Última modificação em 10 de novembro de 2020

O que é Supply Side?

Supply Side é uma teoria da economia que propõe o corte de alguns impostos como forma de incentivar as atividades. A ideia esse conceito é de que a redução de regulamentações poderia aumentar o lucro das empresas, além da competitividade e, por consequência, a produtividade. A soma desses efeitos, então, traria uma série de benefícios para a economia geral.

Com as empresas mais produtivas, os defensores do Supply Side acreditam que mais empregos seriam gerados, o que estimularia ainda mais a economia. Ainda de acordo com seus apoiadores, cortes de impostos poderiam aumentar a receita do país como uma consequência desses atos.

Outro ponto bastante defendido pelo Supply Side é que o aumento da tributação pode reduzir o número de investimentos externos. A justificativa para esse argumento é de que os impostos serviriam como barreiras e fariam as empresas optarem por outros locais com políticas fiscais mais flexíveis.

Como o Supply Side funciona?

A teoria econômica do Supply Side é usada de forma bastante comum por governos como uma premissa para definir as variáveis que estimulam a capacidade de uma economia de fornecer ainda mais bens. De forma geral, ela pode ser baseada em qualquer número de variáveis, já que não é limitada em escopo, mas busca identificar variáveis que levarão ao aumento da oferta e, por consequência, ao crescimento da economia.
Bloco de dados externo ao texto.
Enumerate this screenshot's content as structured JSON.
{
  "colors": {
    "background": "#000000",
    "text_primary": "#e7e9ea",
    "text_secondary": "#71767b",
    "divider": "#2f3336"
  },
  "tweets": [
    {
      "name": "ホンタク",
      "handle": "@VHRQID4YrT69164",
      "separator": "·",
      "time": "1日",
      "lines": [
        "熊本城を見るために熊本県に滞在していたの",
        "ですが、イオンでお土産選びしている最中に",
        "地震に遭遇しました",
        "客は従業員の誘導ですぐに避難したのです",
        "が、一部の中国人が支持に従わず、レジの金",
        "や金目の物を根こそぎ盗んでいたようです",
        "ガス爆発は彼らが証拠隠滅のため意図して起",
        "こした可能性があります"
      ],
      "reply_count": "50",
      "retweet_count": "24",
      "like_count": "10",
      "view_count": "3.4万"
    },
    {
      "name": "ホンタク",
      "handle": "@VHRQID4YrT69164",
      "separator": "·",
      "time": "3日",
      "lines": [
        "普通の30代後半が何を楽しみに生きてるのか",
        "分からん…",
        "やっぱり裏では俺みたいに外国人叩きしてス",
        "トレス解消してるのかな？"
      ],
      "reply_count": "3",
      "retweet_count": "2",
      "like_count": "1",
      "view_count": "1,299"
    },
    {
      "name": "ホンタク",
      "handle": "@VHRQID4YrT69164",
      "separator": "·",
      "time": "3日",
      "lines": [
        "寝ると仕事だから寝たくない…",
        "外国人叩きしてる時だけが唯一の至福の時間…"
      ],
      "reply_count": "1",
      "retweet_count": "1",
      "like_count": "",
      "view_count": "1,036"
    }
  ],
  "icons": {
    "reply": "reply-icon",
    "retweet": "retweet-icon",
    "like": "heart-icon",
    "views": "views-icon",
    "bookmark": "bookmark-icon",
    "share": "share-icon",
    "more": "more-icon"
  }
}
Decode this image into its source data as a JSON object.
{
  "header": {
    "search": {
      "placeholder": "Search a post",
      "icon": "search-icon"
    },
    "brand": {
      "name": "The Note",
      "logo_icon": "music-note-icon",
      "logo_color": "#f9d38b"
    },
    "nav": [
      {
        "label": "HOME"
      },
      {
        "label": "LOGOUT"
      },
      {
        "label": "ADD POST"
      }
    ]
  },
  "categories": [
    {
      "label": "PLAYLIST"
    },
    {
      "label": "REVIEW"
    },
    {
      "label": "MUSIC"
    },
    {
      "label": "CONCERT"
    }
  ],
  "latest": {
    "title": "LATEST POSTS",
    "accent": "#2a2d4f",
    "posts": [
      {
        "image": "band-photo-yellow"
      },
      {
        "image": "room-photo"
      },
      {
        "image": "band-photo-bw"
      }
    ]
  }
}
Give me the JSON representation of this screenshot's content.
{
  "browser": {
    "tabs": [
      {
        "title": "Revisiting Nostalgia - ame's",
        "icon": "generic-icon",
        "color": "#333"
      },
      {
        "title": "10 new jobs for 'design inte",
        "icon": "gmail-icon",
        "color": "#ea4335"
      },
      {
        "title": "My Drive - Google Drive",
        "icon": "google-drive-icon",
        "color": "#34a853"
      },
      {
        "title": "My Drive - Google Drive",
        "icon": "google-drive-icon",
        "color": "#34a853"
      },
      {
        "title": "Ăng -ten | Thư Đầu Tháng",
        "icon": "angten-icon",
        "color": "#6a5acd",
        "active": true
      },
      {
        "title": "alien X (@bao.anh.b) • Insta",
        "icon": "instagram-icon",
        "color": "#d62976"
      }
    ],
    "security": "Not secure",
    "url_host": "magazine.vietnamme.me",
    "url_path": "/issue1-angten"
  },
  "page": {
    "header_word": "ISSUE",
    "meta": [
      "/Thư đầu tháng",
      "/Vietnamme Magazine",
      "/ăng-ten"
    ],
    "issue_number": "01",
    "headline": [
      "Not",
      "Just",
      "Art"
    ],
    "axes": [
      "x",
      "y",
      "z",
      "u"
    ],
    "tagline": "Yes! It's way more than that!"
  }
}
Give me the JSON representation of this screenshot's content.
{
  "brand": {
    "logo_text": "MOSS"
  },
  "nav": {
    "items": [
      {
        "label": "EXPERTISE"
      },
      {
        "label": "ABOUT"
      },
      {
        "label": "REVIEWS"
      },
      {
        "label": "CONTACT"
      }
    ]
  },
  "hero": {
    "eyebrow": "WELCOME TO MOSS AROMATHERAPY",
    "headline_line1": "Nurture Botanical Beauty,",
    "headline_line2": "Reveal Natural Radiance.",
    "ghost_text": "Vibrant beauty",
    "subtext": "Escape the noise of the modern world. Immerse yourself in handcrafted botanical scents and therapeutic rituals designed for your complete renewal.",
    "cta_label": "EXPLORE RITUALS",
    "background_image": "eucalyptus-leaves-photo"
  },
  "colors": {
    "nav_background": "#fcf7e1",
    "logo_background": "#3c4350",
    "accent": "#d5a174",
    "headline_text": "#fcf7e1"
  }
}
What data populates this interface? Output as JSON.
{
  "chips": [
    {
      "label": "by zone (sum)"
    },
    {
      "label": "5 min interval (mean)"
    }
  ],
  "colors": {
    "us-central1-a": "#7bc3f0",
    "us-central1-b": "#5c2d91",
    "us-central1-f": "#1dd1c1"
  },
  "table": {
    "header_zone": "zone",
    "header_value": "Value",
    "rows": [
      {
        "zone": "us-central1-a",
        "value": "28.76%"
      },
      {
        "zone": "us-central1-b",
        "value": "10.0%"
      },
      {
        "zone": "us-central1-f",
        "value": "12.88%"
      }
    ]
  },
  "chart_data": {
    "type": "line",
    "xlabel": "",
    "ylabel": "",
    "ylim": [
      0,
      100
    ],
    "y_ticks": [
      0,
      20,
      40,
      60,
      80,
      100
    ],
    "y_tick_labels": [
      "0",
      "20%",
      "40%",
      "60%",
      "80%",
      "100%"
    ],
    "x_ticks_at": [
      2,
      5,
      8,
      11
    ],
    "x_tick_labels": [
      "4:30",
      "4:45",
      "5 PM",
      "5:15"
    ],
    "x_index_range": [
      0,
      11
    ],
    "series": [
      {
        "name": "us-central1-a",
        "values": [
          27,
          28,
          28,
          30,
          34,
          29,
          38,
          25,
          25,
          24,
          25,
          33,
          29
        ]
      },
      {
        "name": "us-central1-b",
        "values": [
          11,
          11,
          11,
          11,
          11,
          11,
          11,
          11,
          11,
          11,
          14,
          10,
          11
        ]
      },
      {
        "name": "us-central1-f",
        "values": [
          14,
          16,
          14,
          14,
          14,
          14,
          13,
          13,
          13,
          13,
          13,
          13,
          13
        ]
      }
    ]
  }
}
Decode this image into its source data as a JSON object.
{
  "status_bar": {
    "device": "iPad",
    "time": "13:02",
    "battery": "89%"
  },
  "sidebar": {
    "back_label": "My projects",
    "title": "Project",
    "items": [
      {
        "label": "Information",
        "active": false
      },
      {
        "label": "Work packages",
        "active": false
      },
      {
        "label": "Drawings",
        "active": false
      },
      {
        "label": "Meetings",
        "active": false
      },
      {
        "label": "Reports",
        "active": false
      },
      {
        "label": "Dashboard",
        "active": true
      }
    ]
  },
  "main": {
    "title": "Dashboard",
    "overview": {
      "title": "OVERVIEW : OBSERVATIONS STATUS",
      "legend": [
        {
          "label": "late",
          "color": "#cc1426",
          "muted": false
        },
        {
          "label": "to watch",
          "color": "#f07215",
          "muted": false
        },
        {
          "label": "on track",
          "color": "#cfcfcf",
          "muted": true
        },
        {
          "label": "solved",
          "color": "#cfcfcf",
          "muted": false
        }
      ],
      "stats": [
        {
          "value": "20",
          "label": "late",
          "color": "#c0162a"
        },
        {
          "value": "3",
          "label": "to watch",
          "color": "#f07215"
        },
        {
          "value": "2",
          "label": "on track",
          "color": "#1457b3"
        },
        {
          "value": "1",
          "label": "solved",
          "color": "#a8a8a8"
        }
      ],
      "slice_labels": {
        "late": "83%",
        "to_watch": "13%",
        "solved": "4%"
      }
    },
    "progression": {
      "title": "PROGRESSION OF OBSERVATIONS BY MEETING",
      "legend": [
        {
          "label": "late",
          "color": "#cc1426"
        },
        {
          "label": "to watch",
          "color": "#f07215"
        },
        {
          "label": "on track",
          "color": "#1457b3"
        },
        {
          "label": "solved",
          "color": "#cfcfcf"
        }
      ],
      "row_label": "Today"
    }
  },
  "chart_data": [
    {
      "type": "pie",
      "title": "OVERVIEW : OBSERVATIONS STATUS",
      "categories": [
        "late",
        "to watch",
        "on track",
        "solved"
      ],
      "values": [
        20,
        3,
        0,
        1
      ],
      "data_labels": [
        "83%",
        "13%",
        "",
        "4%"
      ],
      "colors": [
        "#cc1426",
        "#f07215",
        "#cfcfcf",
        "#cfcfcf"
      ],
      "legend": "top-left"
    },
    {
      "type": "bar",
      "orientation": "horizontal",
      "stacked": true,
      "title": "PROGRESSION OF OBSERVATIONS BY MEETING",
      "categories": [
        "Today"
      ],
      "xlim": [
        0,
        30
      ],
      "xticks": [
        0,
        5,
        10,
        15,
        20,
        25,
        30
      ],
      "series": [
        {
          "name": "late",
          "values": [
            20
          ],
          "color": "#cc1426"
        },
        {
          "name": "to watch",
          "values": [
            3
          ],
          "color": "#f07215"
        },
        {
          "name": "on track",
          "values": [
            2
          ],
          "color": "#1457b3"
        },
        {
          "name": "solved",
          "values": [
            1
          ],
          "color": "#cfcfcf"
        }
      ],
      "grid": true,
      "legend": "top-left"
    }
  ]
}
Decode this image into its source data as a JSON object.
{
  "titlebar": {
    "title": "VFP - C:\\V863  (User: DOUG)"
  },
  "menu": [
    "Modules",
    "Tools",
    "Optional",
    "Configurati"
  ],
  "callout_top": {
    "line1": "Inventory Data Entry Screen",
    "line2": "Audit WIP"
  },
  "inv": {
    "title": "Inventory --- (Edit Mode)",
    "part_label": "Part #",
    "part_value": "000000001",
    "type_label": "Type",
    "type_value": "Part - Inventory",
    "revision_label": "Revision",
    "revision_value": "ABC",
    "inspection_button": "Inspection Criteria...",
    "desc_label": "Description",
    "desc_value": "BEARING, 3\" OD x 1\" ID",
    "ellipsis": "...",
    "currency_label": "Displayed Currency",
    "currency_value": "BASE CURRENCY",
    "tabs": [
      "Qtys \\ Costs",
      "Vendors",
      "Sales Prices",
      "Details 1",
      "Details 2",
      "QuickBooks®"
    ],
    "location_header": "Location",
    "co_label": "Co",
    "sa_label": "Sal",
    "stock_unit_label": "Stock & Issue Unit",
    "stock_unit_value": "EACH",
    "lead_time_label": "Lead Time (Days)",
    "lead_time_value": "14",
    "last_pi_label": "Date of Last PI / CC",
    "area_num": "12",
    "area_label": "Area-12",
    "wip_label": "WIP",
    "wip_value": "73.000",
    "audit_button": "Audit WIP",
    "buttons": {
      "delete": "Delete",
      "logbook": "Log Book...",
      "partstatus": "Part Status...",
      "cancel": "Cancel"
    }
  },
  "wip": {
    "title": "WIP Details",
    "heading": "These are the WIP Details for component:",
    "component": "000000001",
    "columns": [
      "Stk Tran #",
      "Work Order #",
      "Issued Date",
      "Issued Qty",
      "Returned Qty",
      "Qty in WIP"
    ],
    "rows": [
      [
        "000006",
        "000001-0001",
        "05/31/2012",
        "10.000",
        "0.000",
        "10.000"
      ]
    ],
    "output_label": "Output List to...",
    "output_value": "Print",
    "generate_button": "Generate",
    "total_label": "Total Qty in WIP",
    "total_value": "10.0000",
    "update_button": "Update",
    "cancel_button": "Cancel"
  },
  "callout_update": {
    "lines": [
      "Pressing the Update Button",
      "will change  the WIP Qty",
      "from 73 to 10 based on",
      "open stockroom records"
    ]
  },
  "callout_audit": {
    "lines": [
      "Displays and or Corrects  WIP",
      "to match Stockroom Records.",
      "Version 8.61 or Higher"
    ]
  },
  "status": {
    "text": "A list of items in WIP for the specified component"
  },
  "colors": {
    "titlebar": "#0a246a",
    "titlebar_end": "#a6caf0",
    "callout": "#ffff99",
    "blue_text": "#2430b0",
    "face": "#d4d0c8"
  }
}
Os teóricos que defendem o Supply Side se concentram em taxas de empréstimo de capital, regulamentações de negócios mais flexíveis e em reduções do imposto de renda corporativo. Com essas taxas mais baixas, as empresas conseguem ter mais dinheiro para fazer reinvestimentos.

Além disso, regulamentos de negócios mais flexíveis podem eliminar longos períodos de processamento e requisitos de relatórios que são desnecessários e que podem sufocar a produção. Todas essas variáveis, dessa forma, fornecem incentivos maiores para a expansão do negócio, assim como maior capacidade de produção.

Como surgiu o Supply Side?

O conceito de Supply Side surgiu nos Estados Unidos na década de 1970 quando Arthur Laffer criou a Curva de Laffer, peça importante para o desenvolvimento dessa teoria. Ela argumenta que há uma relação direta entre os gastos federais e as receitas fiscais, principalmente se eles forem substituídos na base de 1 para 1.

A teoria da Curva de Laffer também argumenta que a perda de receita tributária pode ser compensada por um aumento no seu crescimento. Sendo assim, esse argumento sugere que os cortes nos impostos são uma melhor escolha de política fiscal.

Na década de 1980, o então presidente dos Estados Unidos, Ronald Reagan, usou a teoria de Supply Side para combater a estagflação — fenômeno de estagnação (aumento da taxa de desemprego) combinado com inflação — que segui a recessão no início daquela década. Essa política fiscal se concentrava em redução dos gastos sociais, desregulamentação dos mercados domésticos e na redução dos gastos sociais.

A política de Supply Side de Reagan teve resultados positivos, já que a taxa de inflação foi reduzida para 4%, a taxa de desemprego caiu para 6% e o crescimento do PIB foi de 3,51%. Já em 1984, o PIB aumentou ainda mais e chegou a 7,20%, um recorde para a época.

Como funciona o Supply Side e a Curva de Laffer no Brasil?

Uma estimativa feita pelo SINPROFAZ (Sindicato Nacional dos Procuradores da Fazenda Nacional) projeta que o Brasil tenha deixado de arrecadar, somente em 2014, cerca de R$ 500 bilhões em impostos sonegados. As projeções dos anos seguintes também não foram animadoras.

Ainda assim, o país é um dos que possui uma das cargas tributárias mais expressivas do mundo. Dessa forma, a teoria afirma que quanto mais impostos cobrados, mais a sonegação de impostos se torna atrativa. Outro ponto defendido pelo Supply Side é de que o corte dos impostos precisa ser feito de uma forma que não prejudique as arrecadações para os serviços básicos, o que pode ser um problema no Brasil.